Salkey suggests that Carter had the potential to alter Guyanese, and regional, politics. Georgetown Journal was published in 1972 by New Beacon, and by this time Salkey would have known the outcome of Carter’s political career in Burnham’s government. The poet who could injure the vocabulary and syntax of bureaucracy did not change it, and Carter resigned.

After his resignation, Carter’s return to Bookers made front-page news in the Sunday Argosy. The period also marked a return to publishing poetry. The first poem was ‘Occasion’, which many of us know better as ‘A Mouth is Always Muzzled’. First published in Georgetown’s Sunday Graphic in early 1971 and then again in Savacou, the poem was quickly interpreted as a statement on Carter’s resignation. He consistently denied that there was an intentional link, describing it as “a general statement”, and arguing that he “had written it before, a long time before” his resignation. Adding to the story Al Creighton writes, “the poem, which is dated [in Poems of Succession] as being written in 1969, was not published at the poet’s instigation at all, but by journalist Ricky Singh acting quite on his own initiative.”

Here is an instance where the publication histories can show how a poem can gain a political urgency. It is also important to see that this poem has multiple published lives: as a stand-alone poem and also as part of ‘The When Time’. Thought of as a ‘when time’ poem, it reverberates with the time of its composition and publication, and with every moment of its reading, including this one and those to come in the future:

In the premises of the tongue

dwells the anarchy of the ear;

In the chaos of the vision

resolution of the purpose.


And I would shout it out differently

if it could be sounded plain;

But a mouth is always muzzled

by the food it eats to live.


Rain was the cause of roofs.

Birth was the cause of beds.

But life is the question asking

what is the way to die.

The neat appearance of the three stanzas, with lines of equal length, highlights the poem’s aphoristic aspirations. Carter’s poem continues to reveal the applicability of Wilson Harris’s statement in Tradition, the Writer and Society (1967) about the writer’s task: “the truth of community which he pursues is not a self-evident fact: it is neither purely circumscribed by nor purely produced by economic circumstance”.
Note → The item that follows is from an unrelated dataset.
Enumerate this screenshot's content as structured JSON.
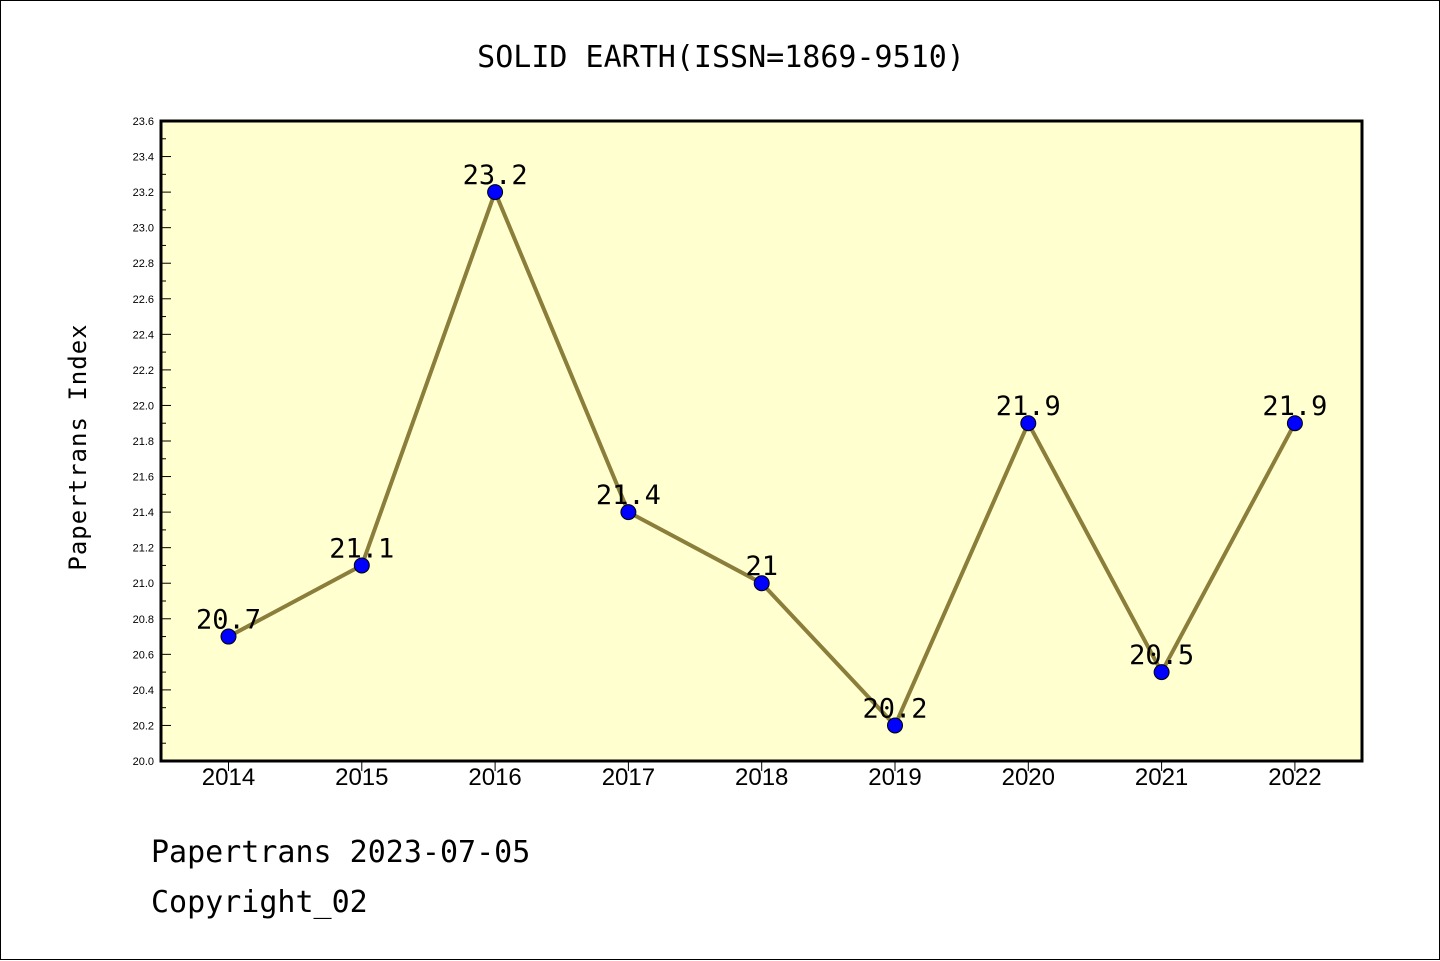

‘A Mouth is Always Muzzled’ faces squarely the economic impediments to truthful or ‘plain’ poetic expression: “a mouth is always muzzled / by the food it eats to live”. However, Carter’s poem goes further than these issues of pragmatics. In exploring apparently clear-cut causal links (“rain was the cause of roofs”), Carter ends with the recognition that thinking about causes will not always offer straightforward systems of relationship. Needing to eat will not always explain why we do not speak. The final sentence is devastating and beautiful: “But life is the question asking / what is the way to die”. On a strictly temporal understanding of causality, life causes death. The lines also allow us to read causality in the opposite direction: the inevitability of death causes us to live asking ourselves how to accept that death.

Carter keeps all these readings open, but what seems most pronounced in the poem is not the causal links between life and death, but the twinning of life and death within a continuing present tense that speaks both of the past and the future. Rereading Carter’s 1977 Poems of Succession, we might conclude that even if we can’t define ‘The When Time’, we can recognise that we are always living within it, anticipating it and remembering it, even as we are straining to understand and define it. The phrase reminds us, as Salkey recognised in Carter, that we can be the “re-discoverer of the long-lost beating heart” of the times we have squandered. And how fortunate we are that Carter found his own ‘when time’ to write these poems.